Dès 2001, Anne Magnet a publié un article sur l’analyse diachronique d’éléments visuels dans l’article de recherché dans le domaine de la biochimie. En 2009, Jean-Louis Trouillon a proposé une caractérisation de l’anglais de l’Histoire dans les articles spécialisés. Dans le domaine de la géologie, Carmela Château (2010) a travaillé sur un corpus diachronique portant sur la dérive des continents. En 2011 Jean-Pierre Charpy a étudié l’émergence des premiers dictionnaires médicaux en langue anglaise et en 2013, l’intersection entre l’anglais médical et les romans de Tobias Smollett. Séverine Wozniak s’est concentrée sur un genre spécialisé, celui de la littérature d’alpinisme aux Etats-Unis en 2015. Suite à ces articles disséminés, la revue du GERAS, ASp a publié un numéro spécial en 2018 intitulé « Diachronie an anglais de spécialité » avec une introduction générale fort éclairante d’Anthony Saber dont voici un extrait en guise de conclusion : « En définitive, il semble que ces approches fondées sur l’histoire des phénomènes sont promises à un bel avenir en anglais de spécialité : elles permettent en effet d’établir la généalogie des ancrages théoriques, de déterminer le caractère actuel ou inactuel de termes spécialisés, de cerner leurs périodes d’apparition, de prospérité et de déclin, de dessiner la trajectoire temporelle de certains registres discursifs, et d’associer étroitement à l’analyse des phénomènes contemporains celle des chronologies, des mémoires, et des postérités ».
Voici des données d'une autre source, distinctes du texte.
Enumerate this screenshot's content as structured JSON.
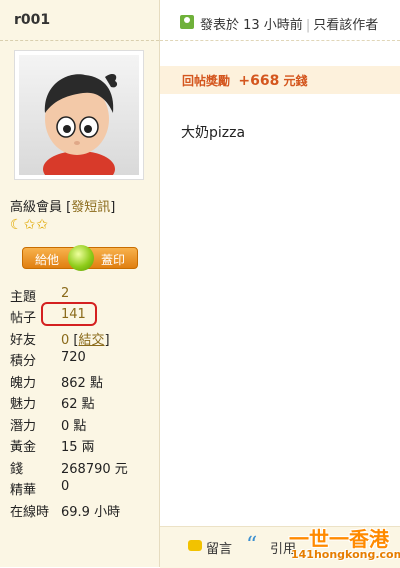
{
  "profile": {
    "username": "r001",
    "member_level": "高級會員",
    "pm_link": "發短訊",
    "award_left": "給他",
    "award_right": "蓋印",
    "stats": [
      {
        "key": "主題",
        "value": "2"
      },
      {
        "key": "帖子",
        "value": "141"
      },
      {
        "key": "好友",
        "value": "0",
        "link": "結交"
      },
      {
        "key": "積分",
        "value": "720"
      },
      {
        "key": "魄力",
        "value": "862 點"
      },
      {
        "key": "魅力",
        "value": "62 點"
      },
      {
        "key": "潛力",
        "value": "0 點"
      },
      {
        "key": "黃金",
        "value": "15 兩"
      },
      {
        "key": "錢",
        "value": "268790 元"
      },
      {
        "key": "精華",
        "value": "0"
      },
      {
        "key": "在線時",
        "value": "69.9 小時"
      }
    ]
  },
  "post": {
    "posted_at": "發表於 13 小時前",
    "only_author": "只看該作者",
    "reward_label": "回帖獎勵",
    "reward_amount": "+668",
    "reward_unit": "元錢",
    "content": "大奶pizza"
  },
  "footer": {
    "comment_label": "留言",
    "quote_label": "引用"
  },
  "watermark": {
    "title": "一世一香港",
    "url": "141hongkong.com"
  }
}
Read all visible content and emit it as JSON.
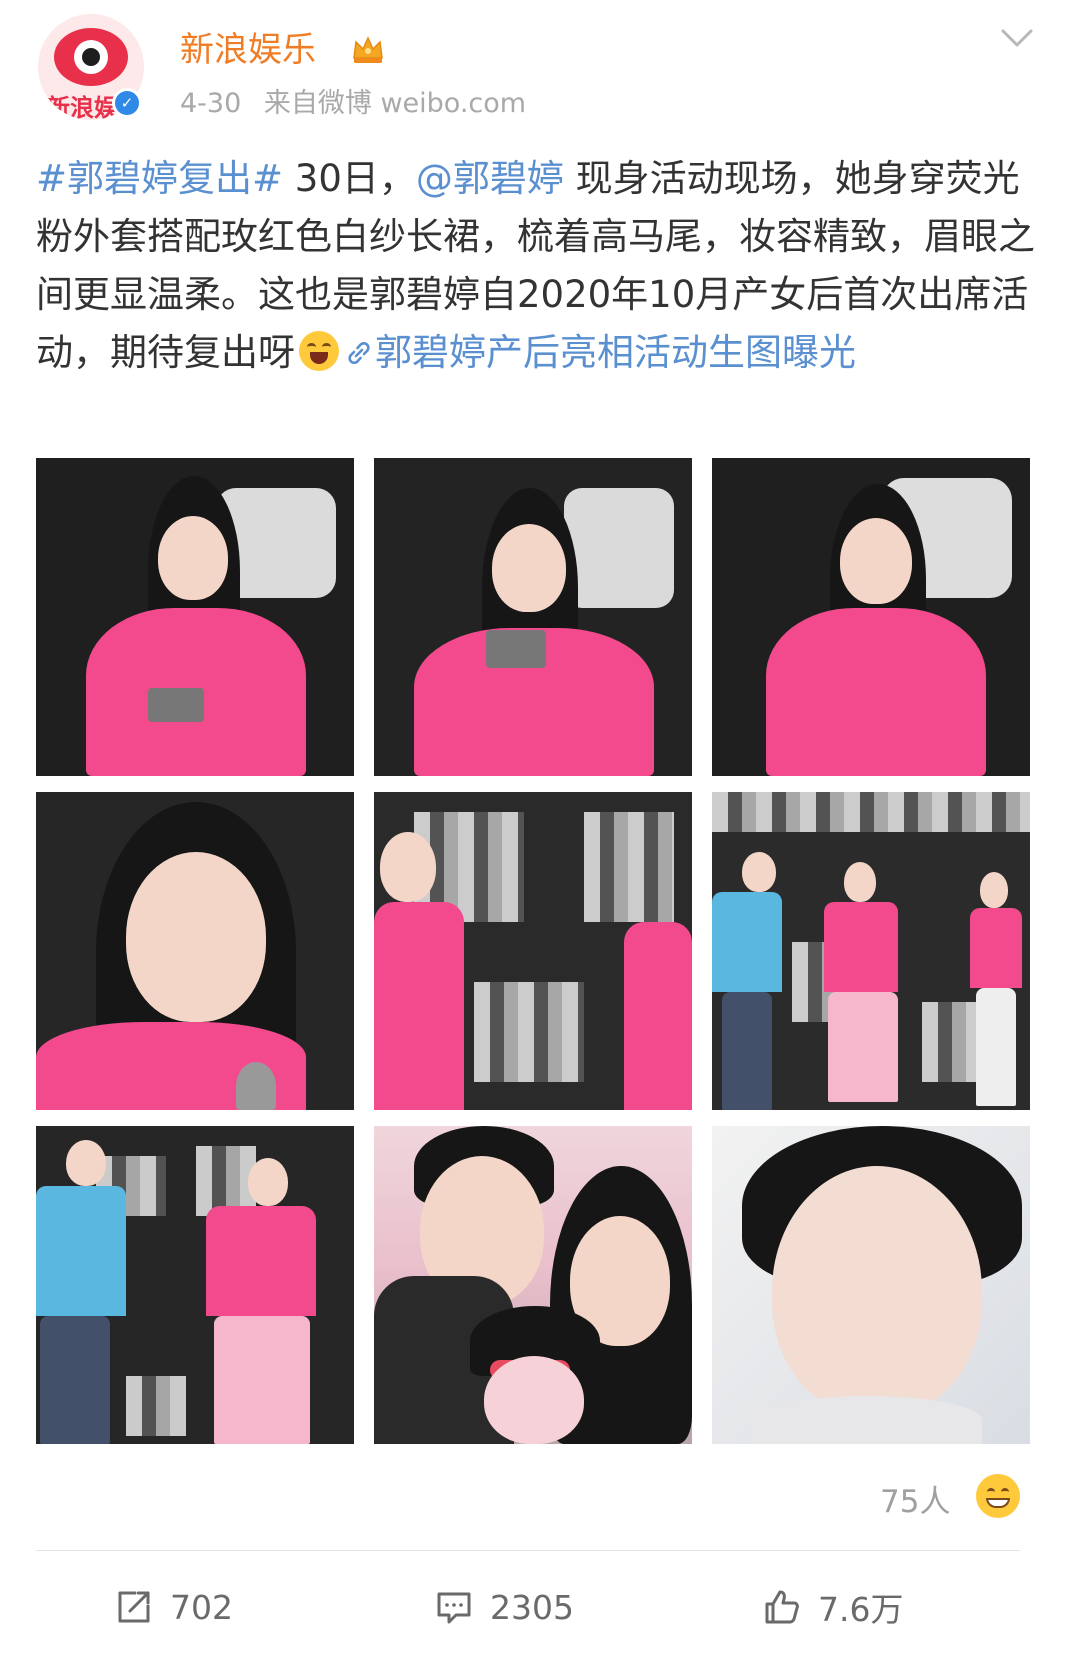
{
  "header": {
    "avatar_text": "新浪娱乐",
    "username": "新浪娱乐",
    "date": "4-30",
    "source": "来自微博 weibo.com"
  },
  "post": {
    "topic": "#郭碧婷复出#",
    "segment1": " 30日，",
    "mention": "@郭碧婷",
    "segment2": " 现身活动现场，她身穿荧光粉外套搭配玫红色白纱长裙，梳着高马尾，妆容精致，眉眼之间更显温柔。这也是郭碧婷自2020年10月产女后首次出席活动，期待复出呀",
    "link_text": "郭碧婷产后亮相活动生图曝光"
  },
  "footer": {
    "likers_count": "75人",
    "repost_count": "702",
    "comment_count": "2305",
    "like_count": "7.6万"
  },
  "colors": {
    "username": "#ef7d26",
    "link": "#5a8fd0",
    "text": "#333333",
    "muted": "#a9a9a9"
  }
}
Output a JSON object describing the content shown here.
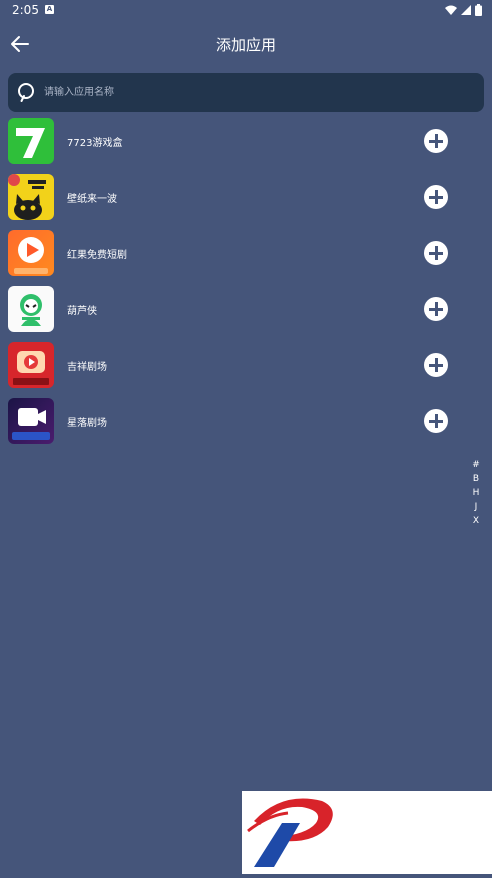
{
  "status": {
    "time": "2:05",
    "notification_glyph": "A"
  },
  "header": {
    "title": "添加应用"
  },
  "search": {
    "placeholder": "请输入应用名称",
    "value": ""
  },
  "apps": [
    {
      "name": "7723游戏盒"
    },
    {
      "name": "壁纸来一波"
    },
    {
      "name": "红果免费短剧"
    },
    {
      "name": "葫芦侠"
    },
    {
      "name": "吉祥剧场"
    },
    {
      "name": "星落剧场"
    }
  ],
  "index_letters": [
    "#",
    "B",
    "H",
    "J",
    "X"
  ],
  "colors": {
    "background": "#45557a",
    "search_bg": "#22354d",
    "text": "#ffffff"
  },
  "icons": [
    "back-arrow-icon",
    "search-icon",
    "plus-circle-icon",
    "wifi-icon",
    "signal-icon",
    "battery-icon"
  ]
}
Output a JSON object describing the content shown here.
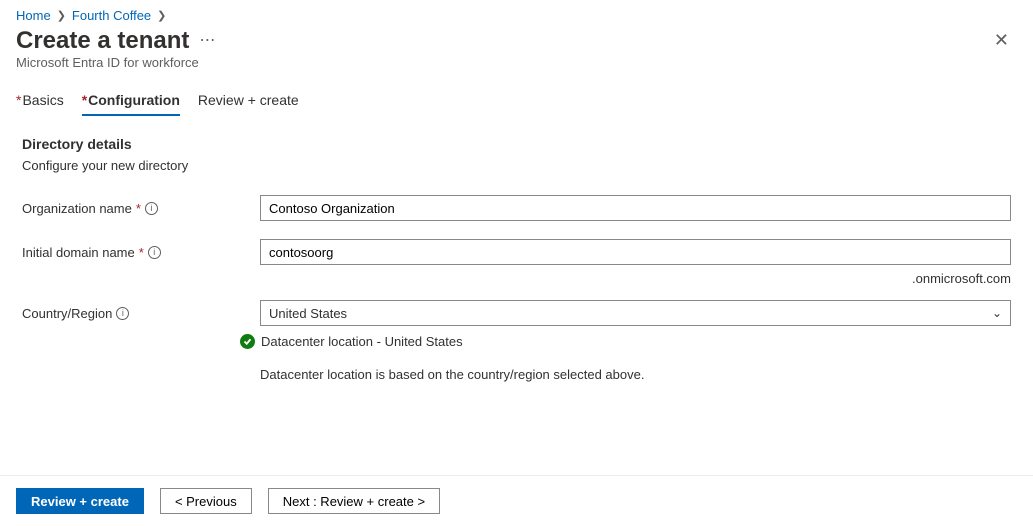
{
  "breadcrumb": {
    "home": "Home",
    "org": "Fourth Coffee"
  },
  "header": {
    "title": "Create a tenant",
    "subtitle": "Microsoft Entra ID for workforce"
  },
  "tabs": {
    "basics": "Basics",
    "configuration": "Configuration",
    "review": "Review + create"
  },
  "section": {
    "heading": "Directory details",
    "desc": "Configure your new directory"
  },
  "fields": {
    "org_label": "Organization name",
    "org_value": "Contoso Organization",
    "domain_label": "Initial domain name",
    "domain_value": "contosoorg",
    "domain_suffix": ".onmicrosoft.com",
    "region_label": "Country/Region",
    "region_value": "United States"
  },
  "datacenter": {
    "location": "Datacenter location - United States",
    "note": "Datacenter location is based on the country/region selected above."
  },
  "footer": {
    "review": "Review + create",
    "previous": "< Previous",
    "next": "Next : Review + create >"
  }
}
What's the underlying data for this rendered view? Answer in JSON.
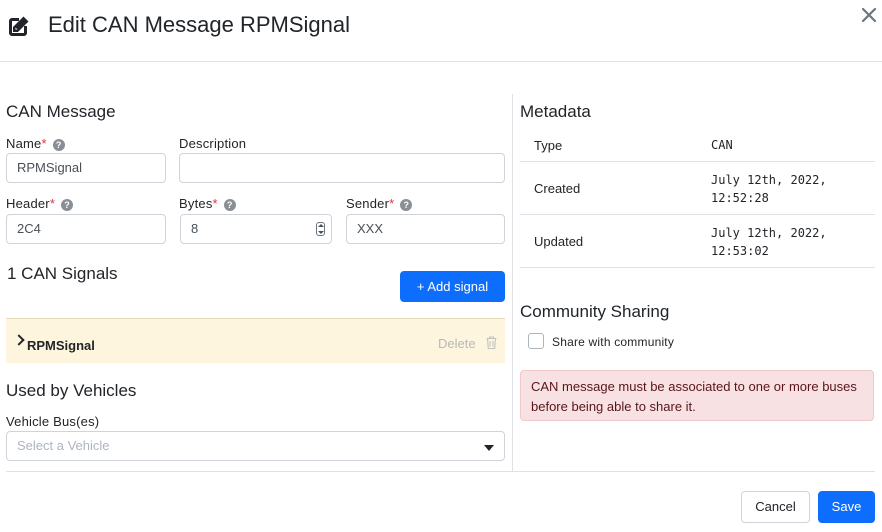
{
  "header": {
    "title": "Edit CAN Message RPMSignal"
  },
  "can_message": {
    "section_title": "CAN Message",
    "name_label": "Name",
    "name_value": "RPMSignal",
    "description_label": "Description",
    "description_value": "",
    "header_label": "Header",
    "header_value": "2C4",
    "bytes_label": "Bytes",
    "bytes_value": "8",
    "sender_label": "Sender",
    "sender_value": "XXX",
    "required_marker": "*",
    "help_glyph": "?"
  },
  "signals": {
    "section_title": "1 CAN Signals",
    "add_button_label": "+  Add signal",
    "items": [
      {
        "name": "RPMSignal",
        "delete_label": "Delete"
      }
    ]
  },
  "vehicles": {
    "section_title": "Used by Vehicles",
    "bus_label": "Vehicle Bus(es)",
    "select_placeholder": "Select a Vehicle"
  },
  "metadata": {
    "section_title": "Metadata",
    "rows": [
      {
        "key": "Type",
        "value": "CAN"
      },
      {
        "key": "Created",
        "value": "July 12th, 2022, 12:52:28"
      },
      {
        "key": "Updated",
        "value": "July 12th, 2022, 12:53:02"
      }
    ]
  },
  "community": {
    "section_title": "Community Sharing",
    "checkbox_label": "Share with community",
    "checked": false,
    "alert_text": "CAN message must be associated to one or more buses before being able to share it."
  },
  "footer": {
    "cancel_label": "Cancel",
    "save_label": "Save"
  },
  "colors": {
    "primary": "#0d6efd",
    "required": "#dc3545",
    "signal_row_bg": "#fdf5dd",
    "alert_bg": "#f8e1e2"
  },
  "icons": {
    "title_icon": "edit-icon",
    "close": "close-icon",
    "help": "help-icon",
    "expand": "chevron-right-icon",
    "delete": "trash-icon",
    "dropdown": "caret-down-icon"
  }
}
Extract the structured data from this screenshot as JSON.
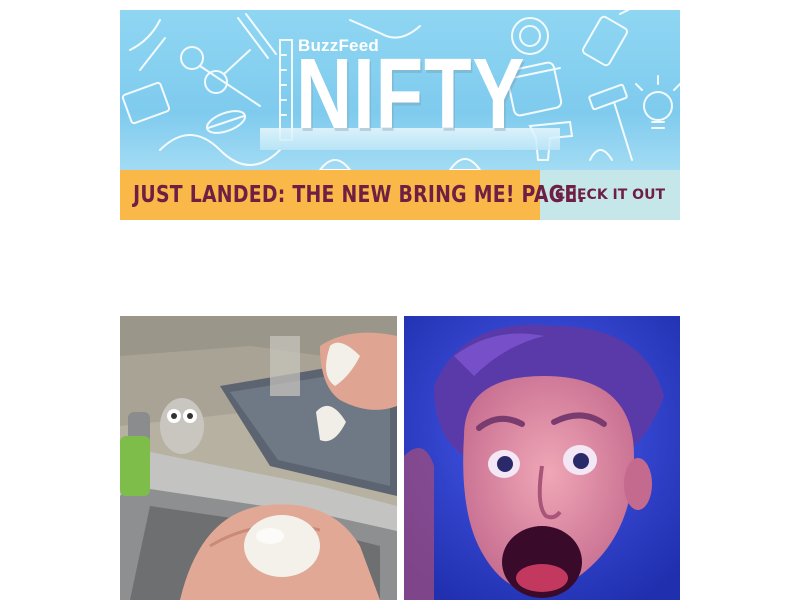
{
  "banner": {
    "brand": "BuzzFeed",
    "title": "NIFTY",
    "announcement": "JUST LANDED: THE NEW BRING ME! PAGE.",
    "cta_label": "CHECK IT OUT",
    "colors": {
      "hero_bg": "#8fd6f2",
      "strip_bg": "#f9b848",
      "cta_bg": "#c6e7e9",
      "text_dark": "#6e1f43"
    },
    "icons": [
      "scissors-icon",
      "ruler-icon",
      "pencil-icon",
      "hammer-icon",
      "lightbulb-icon",
      "jar-icon",
      "glue-gun-icon",
      "glue-bottle-icon",
      "needle-thread-icon",
      "flower-icon",
      "leaf-icon"
    ]
  },
  "images": {
    "left": {
      "subject": "hand-holding-peeled-egg-over-sink"
    },
    "right": {
      "subject": "shocked-boy-face-blue-light"
    }
  }
}
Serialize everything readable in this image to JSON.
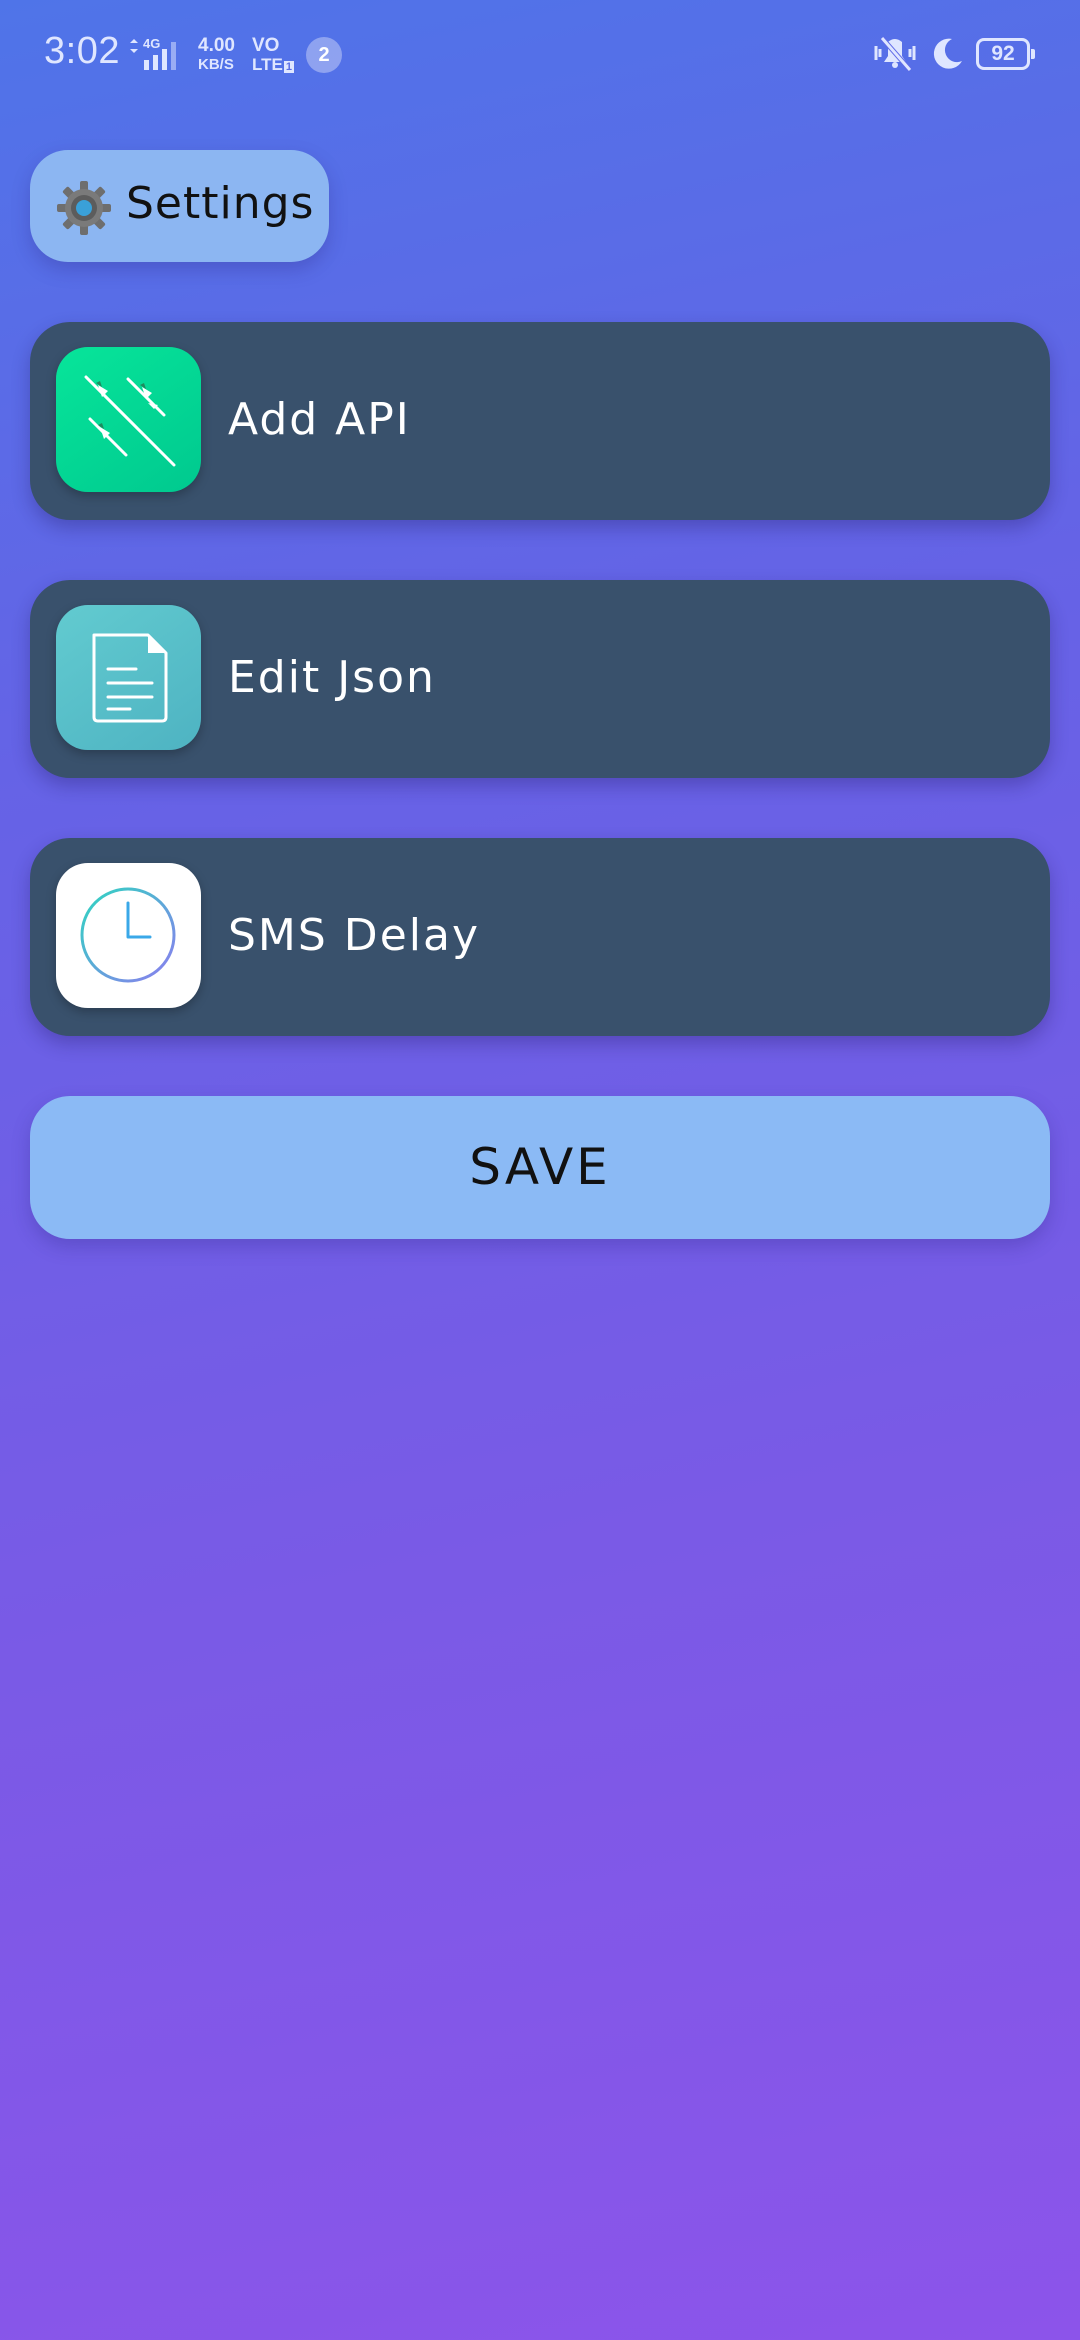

1. Quant à la détermination temporelle, elle sous-entend que les langues de spécialité, comme tout phénomène humain, ont une dimension historique. A cet égard, le principal inconvénient de l’analyse des besoins en anglais de spécialité est que les besoins des apprenants sont généralement ceux d’aujourd’hui, parfois ceux de demain, mais jamais ceux d’hier. Ainsi, alors que l’anglais de spécialité a sa propre histoire, le paradigme de l’analyse des besoins aboutit généralement à la synchronie.
2. J’ose espérer que des chercheurs confirmés en linguistique ayant un intérêt pour les études culturelles, ou vice-versa, trouveront de nouvelles pistes à explorer dans ce domaine, et que les jeunes chercheurs trouveront un espace dans lequel ils pourront exercer leur talent.